The Prime Minister’s Office signaled that it agreed with the premises put forward by Ayalon. “It’s clear that the Palestinians’ refusal to show flexibility on the so-called right of return has been a major impediment of the last years to reach an agreement,” an official in the PMO told The Times of Israel Tuesday.
Ayalon said that United Nations Security Council Resolution 242 of 1967, which calls for “achieving a just settlement of the refugee problem,” refers to both Jewish and Arab refugees. “No differentiation” was made between the two groups, he said.
“The Arab nations, led by the Arab League, were responsible for causing both groups of refugees, Jews and Palestinians,” Ayalon said. “Especially now that we’re marking 10 years since the Arab League peace initiative, the so-called Saudi initiative, it is important that if they talk about a solution to our conflict with the Palestinians, that they recognize that the responsibility for the refugee problem is theirs,” the deputy foreign minister said.
While Ayalon’s proposal is likely to win the approval of many right-wing Israelis, critics said that Palestinian and Jewish refugees are not equivalent.
“It’s true that many Jews found themselves in Israel without having made plans to come — they escaped from Arab countries. But they were accepted and welcomed here. To define them as refugees is exaggerated,” said Alon Liel, a former director-general of the Foreign Ministry. “A refugee is a person who is expelled to another country, where he is not accepted by the government. The Palestinians in Lebanon, or the Sudanese in Israel — they don’t have citizenship of the country they live in.”
Jews who fled Arab countries are entitled to demand compensation for the valuables they left behind, but it is unlikely that the world will accept Ayalon’s narrative of a parallel between Jews and Palestinians, he added. “I do think that, when the day will come for the Israeli government to talk seriously about Palestinian refugees, that the Jewish refugees will help cut cost of compensation to Palestinians. But we’re not close to that day, so why bother with this issue now?” he said.
Three members of organisations representing Jews from Iraq, Libya and Egypt also spoke:
Zvi Gabay, an ex-Director-General of the Israeli MFA, in answer to a question from the audience, said that Israel had done nothing over 64 years because Israeli leaders hoped that if we did not raise the question of the Jewish refugees, the Arabs would not raise or would cease to raise the issue of the Palestinian refugees.

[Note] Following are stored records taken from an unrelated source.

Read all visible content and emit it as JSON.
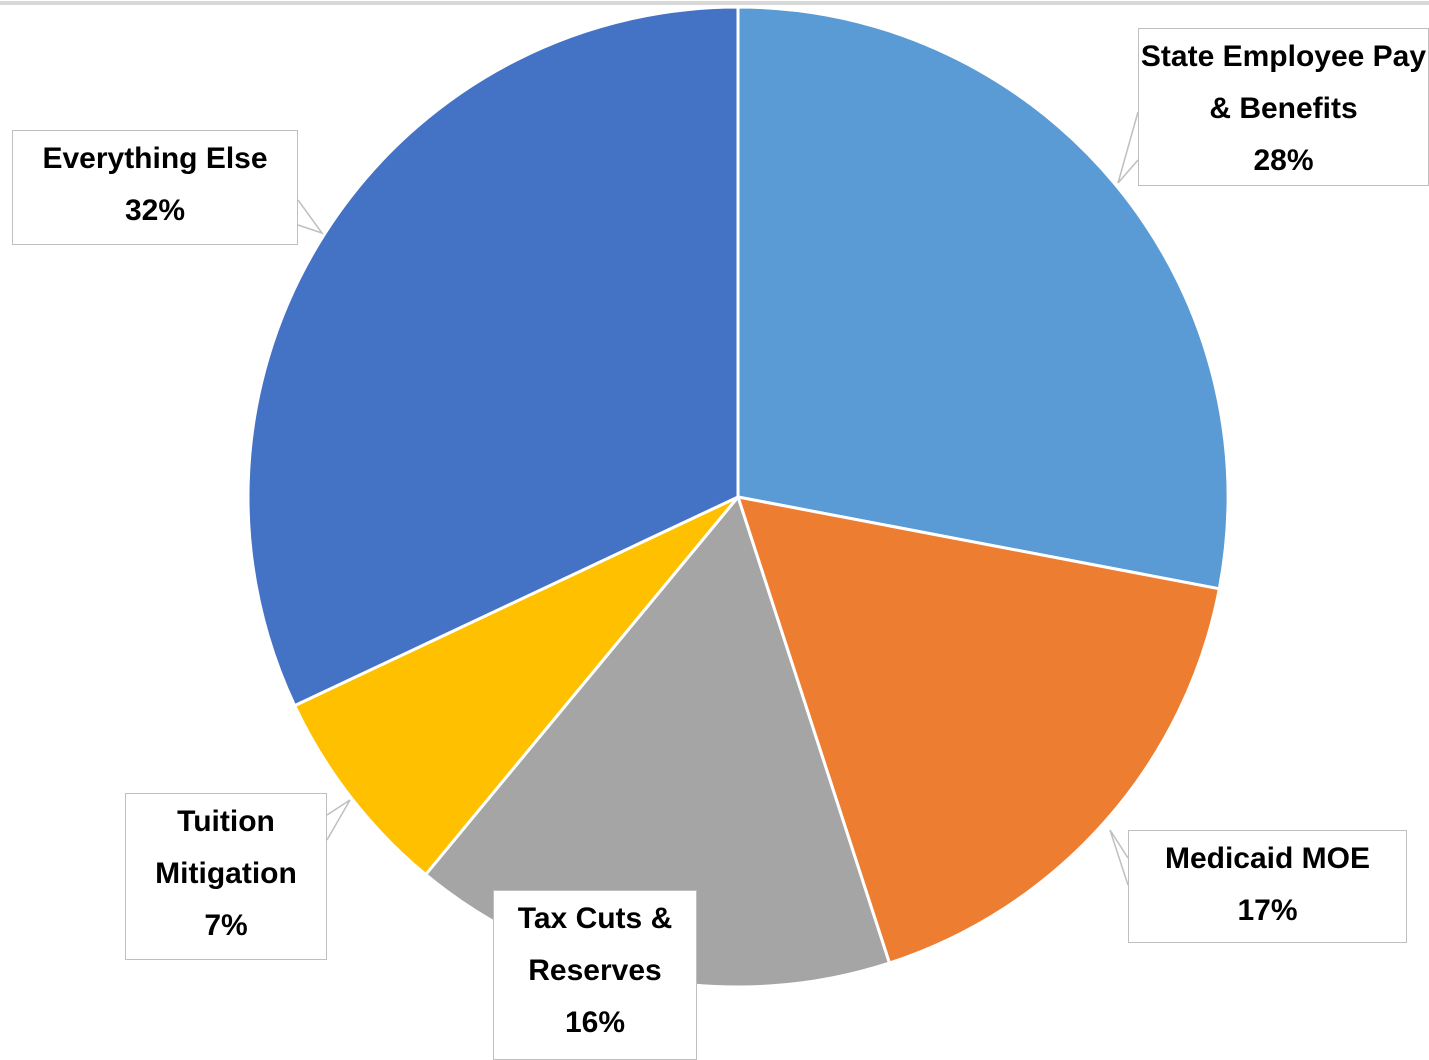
{
  "chart_data": {
    "type": "pie",
    "categories": [
      "State Employee Pay & Benefits",
      "Medicaid MOE",
      "Tax Cuts & Reserves",
      "Tuition Mitigation",
      "Everything Else"
    ],
    "values": [
      28,
      17,
      16,
      7,
      32
    ],
    "value_labels": [
      "28%",
      "17%",
      "16%",
      "7%",
      "32%"
    ],
    "colors": [
      "#5b9bd5",
      "#ed7d31",
      "#a5a5a5",
      "#ffc000",
      "#4472c4"
    ]
  }
}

Meir Kahlon (of the World Association of Jews from Libya) emphasised that Jews in Arab countries had also suffered from the Holocaust, and Eretz Israel had also offered salvation to them. He told the audience that his father had been in a forced labour camp in Libya. He urged Israel to act urgently to ensure that Jews from Arab countries received compensation as most at an advanced age, and each day a few more die.

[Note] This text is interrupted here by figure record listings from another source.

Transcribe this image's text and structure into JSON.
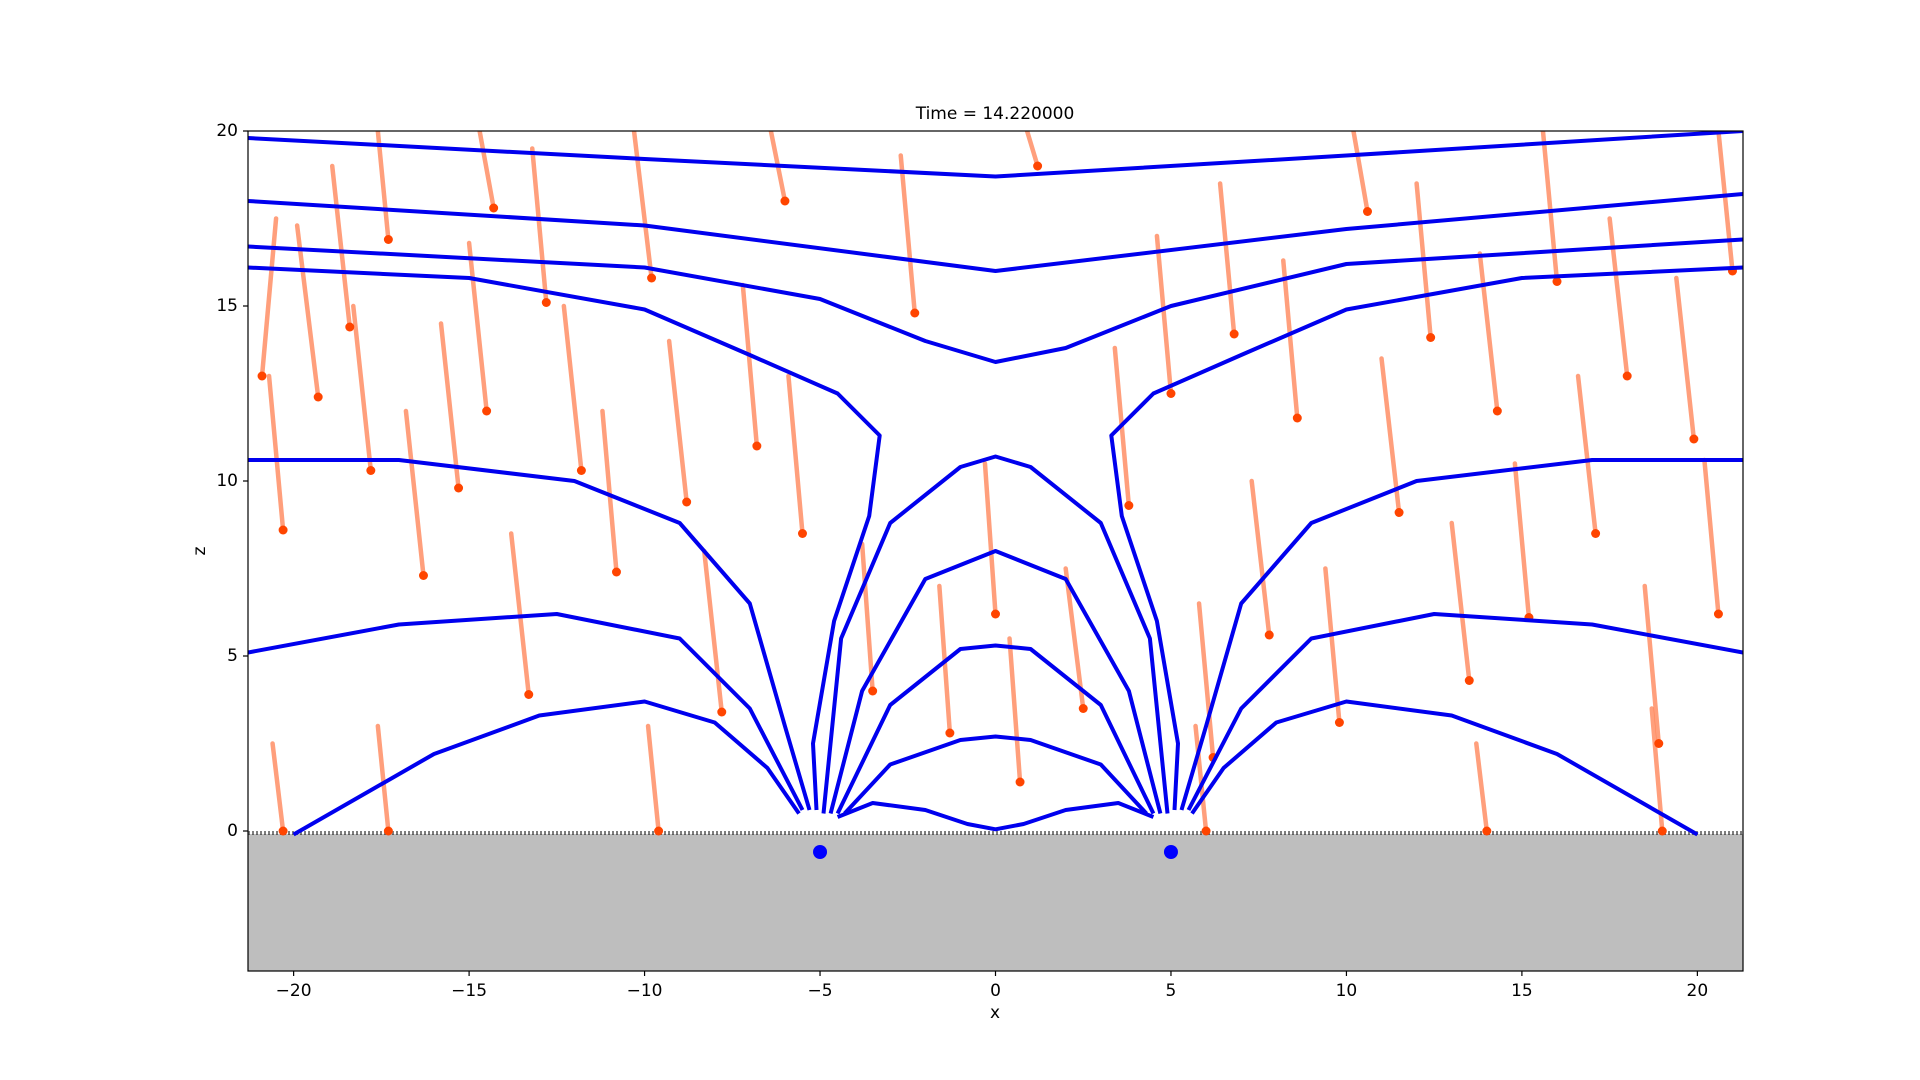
{
  "chart_data": {
    "type": "line",
    "title": "Time = 14.220000",
    "x_label": "x",
    "y_label": "z",
    "xlim": [
      -21.3,
      21.3
    ],
    "ylim": [
      -4,
      20
    ],
    "xticks": [
      {
        "value": -20,
        "label": "−20"
      },
      {
        "value": -15,
        "label": "−15"
      },
      {
        "value": -10,
        "label": "−10"
      },
      {
        "value": -5,
        "label": "−5"
      },
      0,
      5,
      10,
      15,
      20
    ],
    "yticks": [
      0,
      5,
      10,
      15,
      20
    ],
    "ground_color": "#bebebe",
    "series": [
      {
        "color": "#0000ee",
        "x": [
          -21.3,
          -10,
          0,
          10,
          21.3
        ],
        "y": [
          19.8,
          19.2,
          18.7,
          19.3,
          20
        ]
      },
      {
        "color": "#0000ee",
        "x": [
          -21.3,
          -10,
          0,
          10,
          21.3
        ],
        "y": [
          18.0,
          17.3,
          16.0,
          17.2,
          18.2
        ]
      },
      {
        "color": "#0000ee",
        "x": [
          -21.3,
          -10,
          -5,
          -2,
          0,
          2,
          5,
          10,
          21.3
        ],
        "y": [
          16.7,
          16.1,
          15.2,
          14.0,
          13.4,
          13.8,
          15.0,
          16.2,
          16.9
        ]
      },
      {
        "color": "#0000ee",
        "x": [
          -21.3,
          -15,
          -10,
          -7,
          -4.5,
          -3.3,
          -3.6,
          -4.6,
          -5.2,
          -5.1
        ],
        "y": [
          16.1,
          15.8,
          14.9,
          13.6,
          12.5,
          11.3,
          9,
          6,
          2.5,
          0.6
        ]
      },
      {
        "color": "#0000ee",
        "x": [
          21.3,
          15,
          10,
          7,
          4.5,
          3.3,
          3.6,
          4.6,
          5.2,
          5.1
        ],
        "y": [
          16.1,
          15.8,
          14.9,
          13.6,
          12.5,
          11.3,
          9,
          6,
          2.5,
          0.6
        ]
      },
      {
        "color": "#0000ee",
        "x": [
          -21.3,
          -17,
          -12,
          -9,
          -7,
          -6,
          -5.3
        ],
        "y": [
          10.6,
          10.6,
          10.0,
          8.8,
          6.5,
          3,
          0.6
        ]
      },
      {
        "color": "#0000ee",
        "x": [
          21.3,
          17,
          12,
          9,
          7,
          6,
          5.3
        ],
        "y": [
          10.6,
          10.6,
          10.0,
          8.8,
          6.5,
          3,
          0.6
        ]
      },
      {
        "color": "#0000ee",
        "x": [
          -21.3,
          -17,
          -12.5,
          -9,
          -7,
          -5.5
        ],
        "y": [
          5.1,
          5.9,
          6.2,
          5.5,
          3.5,
          0.6
        ]
      },
      {
        "color": "#0000ee",
        "x": [
          21.3,
          17,
          12.5,
          9,
          7,
          5.5
        ],
        "y": [
          5.1,
          5.9,
          6.2,
          5.5,
          3.5,
          0.6
        ]
      },
      {
        "color": "#0000ee",
        "x": [
          -20,
          -16,
          -13,
          -10,
          -8,
          -6.5,
          -5.6
        ],
        "y": [
          -0.1,
          2.2,
          3.3,
          3.7,
          3.1,
          1.8,
          0.5
        ]
      },
      {
        "color": "#0000ee",
        "x": [
          20,
          16,
          13,
          10,
          8,
          6.5,
          5.6
        ],
        "y": [
          -0.1,
          2.2,
          3.3,
          3.7,
          3.1,
          1.8,
          0.5
        ]
      },
      {
        "color": "#0000ee",
        "x": [
          -4.9,
          -4.4,
          -3,
          -1,
          0,
          1,
          3,
          4.4,
          4.9
        ],
        "y": [
          0.5,
          5.5,
          8.8,
          10.4,
          10.7,
          10.4,
          8.8,
          5.5,
          0.5
        ]
      },
      {
        "color": "#0000ee",
        "x": [
          -4.7,
          -3.8,
          -2,
          0,
          2,
          3.8,
          4.7
        ],
        "y": [
          0.5,
          4,
          7.2,
          8,
          7.2,
          4,
          0.5
        ]
      },
      {
        "color": "#0000ee",
        "x": [
          -4.5,
          -3,
          -1,
          0,
          1,
          3,
          4.5
        ],
        "y": [
          0.5,
          3.6,
          5.2,
          5.3,
          5.2,
          3.6,
          0.5
        ]
      },
      {
        "color": "#0000ee",
        "x": [
          -4.3,
          -3,
          -1,
          0,
          1,
          3,
          4.3
        ],
        "y": [
          0.5,
          1.9,
          2.6,
          2.7,
          2.6,
          1.9,
          0.5
        ]
      },
      {
        "color": "#0000ee",
        "x": [
          -4.5,
          -3.5,
          -2,
          -0.8,
          0,
          0.8,
          2,
          3.5,
          4.5
        ],
        "y": [
          0.4,
          0.8,
          0.6,
          0.2,
          0.05,
          0.2,
          0.6,
          0.8,
          0.4
        ]
      }
    ],
    "charges": {
      "color": "#0000ff",
      "x": [
        -5,
        5
      ],
      "y": [
        -0.6,
        -0.6
      ]
    },
    "particles": {
      "color": "#ff4500",
      "trail_color": "#ff7f50",
      "x": [
        -20.9,
        -20.3,
        -19.3,
        -18.4,
        -17.8,
        -17.3,
        -16.3,
        -15.3,
        -14.3,
        -14.5,
        -13.3,
        -12.8,
        -11.8,
        -10.8,
        -9.8,
        -8.8,
        -7.8,
        -6.8,
        -6.0,
        -5.5,
        -3.5,
        -2.3,
        -1.3,
        0,
        0.7,
        1.2,
        2.5,
        3.8,
        5.0,
        6.2,
        6.8,
        7.8,
        8.6,
        9.8,
        10.6,
        11.5,
        12.4,
        13.5,
        14.3,
        15.2,
        16.0,
        17.1,
        18.0,
        18.9,
        19.9,
        20.6,
        21.0,
        -20.3,
        -17.3,
        -9.6,
        6,
        14,
        19
      ],
      "y": [
        13.0,
        8.6,
        12.4,
        14.4,
        10.3,
        16.9,
        7.3,
        9.8,
        17.8,
        12.0,
        3.9,
        15.1,
        10.3,
        7.4,
        15.8,
        9.4,
        3.4,
        11.0,
        18.0,
        8.5,
        4.0,
        14.8,
        2.8,
        6.2,
        1.4,
        19.0,
        3.5,
        9.3,
        12.5,
        2.1,
        14.2,
        5.6,
        11.8,
        3.1,
        17.7,
        9.1,
        14.1,
        4.3,
        12.0,
        6.1,
        15.7,
        8.5,
        13.0,
        2.5,
        11.2,
        6.2,
        16.0,
        0,
        0,
        0,
        0,
        0,
        0
      ],
      "x_tail": [
        -20.5,
        -20.7,
        -19.9,
        -18.9,
        -18.3,
        -17.6,
        -16.8,
        -15.8,
        -14.7,
        -15.0,
        -13.8,
        -13.2,
        -12.3,
        -11.2,
        -10.3,
        -9.3,
        -8.3,
        -7.2,
        -6.4,
        -5.9,
        -3.8,
        -2.7,
        -1.6,
        -0.3,
        0.4,
        0.9,
        2.0,
        3.4,
        4.6,
        5.8,
        6.4,
        7.3,
        8.2,
        9.4,
        10.2,
        11.0,
        12.0,
        13.0,
        13.8,
        14.8,
        15.6,
        16.6,
        17.5,
        18.5,
        19.4,
        20.2,
        20.6,
        -20.6,
        -17.6,
        -9.9,
        5.7,
        13.7,
        18.7
      ],
      "y_tail": [
        17.5,
        13,
        17.3,
        19,
        15,
        20,
        12,
        14.5,
        20,
        16.8,
        8.5,
        19.5,
        15,
        12,
        20,
        14,
        8,
        15.6,
        20,
        13,
        8.2,
        19.3,
        7,
        10.5,
        5.5,
        20,
        7.5,
        13.8,
        17,
        6.5,
        18.5,
        10,
        16.3,
        7.5,
        20,
        13.5,
        18.5,
        8.8,
        16.5,
        10.5,
        20,
        13,
        17.5,
        7,
        15.8,
        10.6,
        20,
        2.5,
        3,
        3,
        3,
        2.5,
        3.5
      ]
    }
  }
}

Levana Zamir (of the Association of Jews from Egypt in Israel) said with some emotion that the the assets belonging to Jews from Egypt are being run by the ex-doorman/caretaker of the Eliyahu Hanavi synagogue. She expressly asked Danny Ayalon to demand from the UN that an international organisation of Jews from Arab countries be permitted to supervise Jewish affairs in each country. She brandished her father's 40-year-old compensation claim form, which she found in a drawer with her name on it. She understood that it was her father's wish that she should carry on the fight. If she stood before this audience, it was as if he were there himself.